A continuación, Germund dio la vuelta a su caballo lentamente y Arn lo siguió con el semblante serio, aunque sintió un regocijo impropio subiendo por su interior motivado porque alguien hubiese jurado muerte y destrucción en su nombre, sin ni siquiera preguntarle.

No se disparó ni una sola flecha tras ellos, ni se oyó una sola pulla.

—Creo que habremos arreglado esta contrariedad antes de la noche —gimió Germund Birgersson al dejarse caer pesadamente en su sitio, alrededor del fuego de los Folkung, y estirarse a por un trozo de carne.

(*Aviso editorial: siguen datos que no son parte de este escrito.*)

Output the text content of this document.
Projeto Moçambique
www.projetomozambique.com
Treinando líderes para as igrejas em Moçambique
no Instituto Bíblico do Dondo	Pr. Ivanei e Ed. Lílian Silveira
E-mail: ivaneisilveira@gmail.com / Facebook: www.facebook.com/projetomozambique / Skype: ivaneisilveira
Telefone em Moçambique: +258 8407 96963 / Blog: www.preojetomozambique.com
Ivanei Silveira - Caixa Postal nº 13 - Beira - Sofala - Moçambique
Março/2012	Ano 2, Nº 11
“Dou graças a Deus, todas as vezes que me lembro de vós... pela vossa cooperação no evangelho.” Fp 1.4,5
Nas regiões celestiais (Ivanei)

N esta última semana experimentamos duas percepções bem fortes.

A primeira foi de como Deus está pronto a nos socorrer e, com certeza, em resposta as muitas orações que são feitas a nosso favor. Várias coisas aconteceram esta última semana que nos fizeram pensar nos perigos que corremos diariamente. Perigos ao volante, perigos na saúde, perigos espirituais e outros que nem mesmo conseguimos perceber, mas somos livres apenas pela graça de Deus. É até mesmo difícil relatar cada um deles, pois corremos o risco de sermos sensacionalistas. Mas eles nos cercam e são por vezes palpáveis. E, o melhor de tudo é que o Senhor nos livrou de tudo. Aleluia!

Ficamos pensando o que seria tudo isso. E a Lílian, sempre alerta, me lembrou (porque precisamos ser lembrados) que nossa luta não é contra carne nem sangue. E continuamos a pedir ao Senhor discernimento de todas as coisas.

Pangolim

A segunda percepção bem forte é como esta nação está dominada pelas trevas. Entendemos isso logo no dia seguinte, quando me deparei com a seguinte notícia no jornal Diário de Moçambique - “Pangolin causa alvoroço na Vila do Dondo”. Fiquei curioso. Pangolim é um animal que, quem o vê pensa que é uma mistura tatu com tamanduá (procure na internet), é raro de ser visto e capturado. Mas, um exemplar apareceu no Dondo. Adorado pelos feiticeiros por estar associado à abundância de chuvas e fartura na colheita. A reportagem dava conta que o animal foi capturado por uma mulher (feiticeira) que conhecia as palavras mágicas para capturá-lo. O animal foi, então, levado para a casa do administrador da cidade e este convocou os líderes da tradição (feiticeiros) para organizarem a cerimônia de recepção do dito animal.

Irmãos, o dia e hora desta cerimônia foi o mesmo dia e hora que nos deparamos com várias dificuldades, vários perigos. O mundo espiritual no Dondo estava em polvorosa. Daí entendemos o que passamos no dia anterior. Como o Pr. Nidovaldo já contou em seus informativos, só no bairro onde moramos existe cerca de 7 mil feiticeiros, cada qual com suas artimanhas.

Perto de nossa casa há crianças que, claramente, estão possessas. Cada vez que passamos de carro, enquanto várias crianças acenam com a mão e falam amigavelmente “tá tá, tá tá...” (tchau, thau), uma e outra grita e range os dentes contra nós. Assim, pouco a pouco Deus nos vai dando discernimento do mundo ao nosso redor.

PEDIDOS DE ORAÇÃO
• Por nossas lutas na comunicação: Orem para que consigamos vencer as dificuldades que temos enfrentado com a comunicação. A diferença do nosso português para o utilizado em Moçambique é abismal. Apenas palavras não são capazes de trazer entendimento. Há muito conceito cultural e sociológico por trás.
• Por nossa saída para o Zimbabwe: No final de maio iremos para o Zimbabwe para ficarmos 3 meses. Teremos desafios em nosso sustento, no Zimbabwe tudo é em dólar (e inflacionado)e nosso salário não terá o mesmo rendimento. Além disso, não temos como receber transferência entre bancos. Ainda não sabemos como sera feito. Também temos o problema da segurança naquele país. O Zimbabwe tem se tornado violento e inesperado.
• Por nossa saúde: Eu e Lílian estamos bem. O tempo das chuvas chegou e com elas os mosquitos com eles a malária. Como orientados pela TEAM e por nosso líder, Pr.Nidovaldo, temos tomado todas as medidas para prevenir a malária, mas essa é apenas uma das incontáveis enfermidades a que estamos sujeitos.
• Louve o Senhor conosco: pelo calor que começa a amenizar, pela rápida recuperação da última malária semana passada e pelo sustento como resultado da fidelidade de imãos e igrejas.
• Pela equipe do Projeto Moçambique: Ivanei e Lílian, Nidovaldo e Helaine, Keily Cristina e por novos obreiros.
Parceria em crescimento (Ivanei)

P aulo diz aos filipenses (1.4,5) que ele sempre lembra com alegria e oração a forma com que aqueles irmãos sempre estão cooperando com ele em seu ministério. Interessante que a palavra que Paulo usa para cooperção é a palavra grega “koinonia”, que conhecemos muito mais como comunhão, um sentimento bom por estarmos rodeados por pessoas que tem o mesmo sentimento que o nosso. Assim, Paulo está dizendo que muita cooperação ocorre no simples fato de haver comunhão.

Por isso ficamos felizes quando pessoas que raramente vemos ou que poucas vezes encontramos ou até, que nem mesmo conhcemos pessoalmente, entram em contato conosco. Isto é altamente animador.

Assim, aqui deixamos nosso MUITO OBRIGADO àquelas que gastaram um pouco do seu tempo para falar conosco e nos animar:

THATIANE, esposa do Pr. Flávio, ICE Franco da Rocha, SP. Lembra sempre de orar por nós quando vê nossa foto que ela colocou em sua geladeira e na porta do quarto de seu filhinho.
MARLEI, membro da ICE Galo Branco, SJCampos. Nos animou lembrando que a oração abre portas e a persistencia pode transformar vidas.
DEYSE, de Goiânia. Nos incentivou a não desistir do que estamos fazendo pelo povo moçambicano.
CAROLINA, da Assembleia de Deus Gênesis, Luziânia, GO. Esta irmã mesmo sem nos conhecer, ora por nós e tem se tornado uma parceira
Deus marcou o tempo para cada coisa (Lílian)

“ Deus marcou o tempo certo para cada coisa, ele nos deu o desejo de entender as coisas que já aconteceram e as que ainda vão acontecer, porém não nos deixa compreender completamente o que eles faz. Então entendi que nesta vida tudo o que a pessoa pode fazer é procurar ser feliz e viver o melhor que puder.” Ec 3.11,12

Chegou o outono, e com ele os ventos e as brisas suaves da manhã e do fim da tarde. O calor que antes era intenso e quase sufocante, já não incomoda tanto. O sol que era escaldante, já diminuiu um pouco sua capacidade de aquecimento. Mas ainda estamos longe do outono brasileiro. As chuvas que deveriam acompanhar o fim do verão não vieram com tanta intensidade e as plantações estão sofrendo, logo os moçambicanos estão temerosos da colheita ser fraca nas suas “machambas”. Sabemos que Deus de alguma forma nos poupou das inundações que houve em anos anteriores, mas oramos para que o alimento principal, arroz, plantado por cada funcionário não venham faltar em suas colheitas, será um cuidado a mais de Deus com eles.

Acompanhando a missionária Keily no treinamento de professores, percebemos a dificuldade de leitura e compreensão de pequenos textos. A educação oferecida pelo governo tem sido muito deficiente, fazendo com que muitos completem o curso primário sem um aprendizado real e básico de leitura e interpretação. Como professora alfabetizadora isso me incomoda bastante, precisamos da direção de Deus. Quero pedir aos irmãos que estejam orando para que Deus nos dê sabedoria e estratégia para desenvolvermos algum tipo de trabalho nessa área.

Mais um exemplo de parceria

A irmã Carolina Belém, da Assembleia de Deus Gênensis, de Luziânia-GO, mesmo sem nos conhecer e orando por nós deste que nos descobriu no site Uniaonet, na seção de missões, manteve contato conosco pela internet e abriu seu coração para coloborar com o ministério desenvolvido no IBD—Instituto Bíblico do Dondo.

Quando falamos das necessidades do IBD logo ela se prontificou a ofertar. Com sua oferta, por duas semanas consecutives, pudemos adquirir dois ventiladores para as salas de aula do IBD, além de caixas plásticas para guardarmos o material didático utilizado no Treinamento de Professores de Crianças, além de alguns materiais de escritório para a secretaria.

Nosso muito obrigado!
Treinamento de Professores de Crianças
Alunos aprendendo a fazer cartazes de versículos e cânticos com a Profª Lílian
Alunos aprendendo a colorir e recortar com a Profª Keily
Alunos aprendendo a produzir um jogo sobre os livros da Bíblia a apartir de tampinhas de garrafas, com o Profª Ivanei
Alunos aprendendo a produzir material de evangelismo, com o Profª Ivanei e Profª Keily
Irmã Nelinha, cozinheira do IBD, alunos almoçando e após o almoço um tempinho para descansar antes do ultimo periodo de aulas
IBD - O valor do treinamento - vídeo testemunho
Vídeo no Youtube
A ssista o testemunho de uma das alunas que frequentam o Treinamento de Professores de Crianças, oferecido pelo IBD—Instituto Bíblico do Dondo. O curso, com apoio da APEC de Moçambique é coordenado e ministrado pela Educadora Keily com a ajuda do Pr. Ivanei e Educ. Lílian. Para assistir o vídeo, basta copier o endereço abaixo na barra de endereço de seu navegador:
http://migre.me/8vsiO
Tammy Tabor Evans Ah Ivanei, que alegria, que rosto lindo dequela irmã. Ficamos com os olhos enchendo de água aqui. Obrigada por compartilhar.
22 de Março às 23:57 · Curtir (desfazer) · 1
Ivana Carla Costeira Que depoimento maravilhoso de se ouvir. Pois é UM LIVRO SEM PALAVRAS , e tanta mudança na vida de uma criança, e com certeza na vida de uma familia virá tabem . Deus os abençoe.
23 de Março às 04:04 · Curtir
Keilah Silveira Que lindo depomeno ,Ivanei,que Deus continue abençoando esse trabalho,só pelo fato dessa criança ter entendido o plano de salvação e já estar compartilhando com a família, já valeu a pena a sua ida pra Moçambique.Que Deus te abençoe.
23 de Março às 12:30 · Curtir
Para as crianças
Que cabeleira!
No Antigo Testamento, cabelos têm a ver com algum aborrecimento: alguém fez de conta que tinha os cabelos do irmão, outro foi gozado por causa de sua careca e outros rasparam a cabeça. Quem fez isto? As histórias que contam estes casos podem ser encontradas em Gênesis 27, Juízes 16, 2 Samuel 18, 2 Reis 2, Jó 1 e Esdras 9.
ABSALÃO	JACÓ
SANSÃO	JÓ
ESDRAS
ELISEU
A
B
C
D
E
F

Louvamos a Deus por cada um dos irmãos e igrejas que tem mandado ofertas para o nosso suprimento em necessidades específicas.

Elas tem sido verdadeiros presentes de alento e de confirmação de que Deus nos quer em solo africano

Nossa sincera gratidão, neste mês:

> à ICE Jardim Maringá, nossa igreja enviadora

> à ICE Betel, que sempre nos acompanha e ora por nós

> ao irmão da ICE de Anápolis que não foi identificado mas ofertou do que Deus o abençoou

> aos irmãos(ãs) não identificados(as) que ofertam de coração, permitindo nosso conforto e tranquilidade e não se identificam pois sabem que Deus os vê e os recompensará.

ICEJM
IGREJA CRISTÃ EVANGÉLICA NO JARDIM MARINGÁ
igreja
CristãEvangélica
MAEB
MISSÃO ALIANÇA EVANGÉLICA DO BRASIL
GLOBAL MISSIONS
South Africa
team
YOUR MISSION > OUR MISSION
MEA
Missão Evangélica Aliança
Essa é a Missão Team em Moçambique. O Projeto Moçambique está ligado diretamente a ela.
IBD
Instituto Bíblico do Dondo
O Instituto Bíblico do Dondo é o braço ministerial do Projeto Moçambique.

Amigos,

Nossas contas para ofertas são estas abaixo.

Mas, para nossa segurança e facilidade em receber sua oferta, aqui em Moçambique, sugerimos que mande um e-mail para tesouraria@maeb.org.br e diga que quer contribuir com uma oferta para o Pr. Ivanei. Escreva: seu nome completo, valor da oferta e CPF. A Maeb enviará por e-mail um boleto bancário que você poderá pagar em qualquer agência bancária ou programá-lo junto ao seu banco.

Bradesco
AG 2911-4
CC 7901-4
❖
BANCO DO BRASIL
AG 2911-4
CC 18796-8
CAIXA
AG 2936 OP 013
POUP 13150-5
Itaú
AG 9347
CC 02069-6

—¿Qué haremos con los cadáveres cuando hayamos acabado? —preguntó Arn.

—Me llevaré a mi hija a Älgarås para darle un entierro cristiano en la iglesia familiar —explicó Germund—. Coseremos a Svante y su cabeza en una piel de vaca y se lo enviaremos a sus parientes. Pondremos un arrendatario en Ymseborg en lugar del joven Bengt.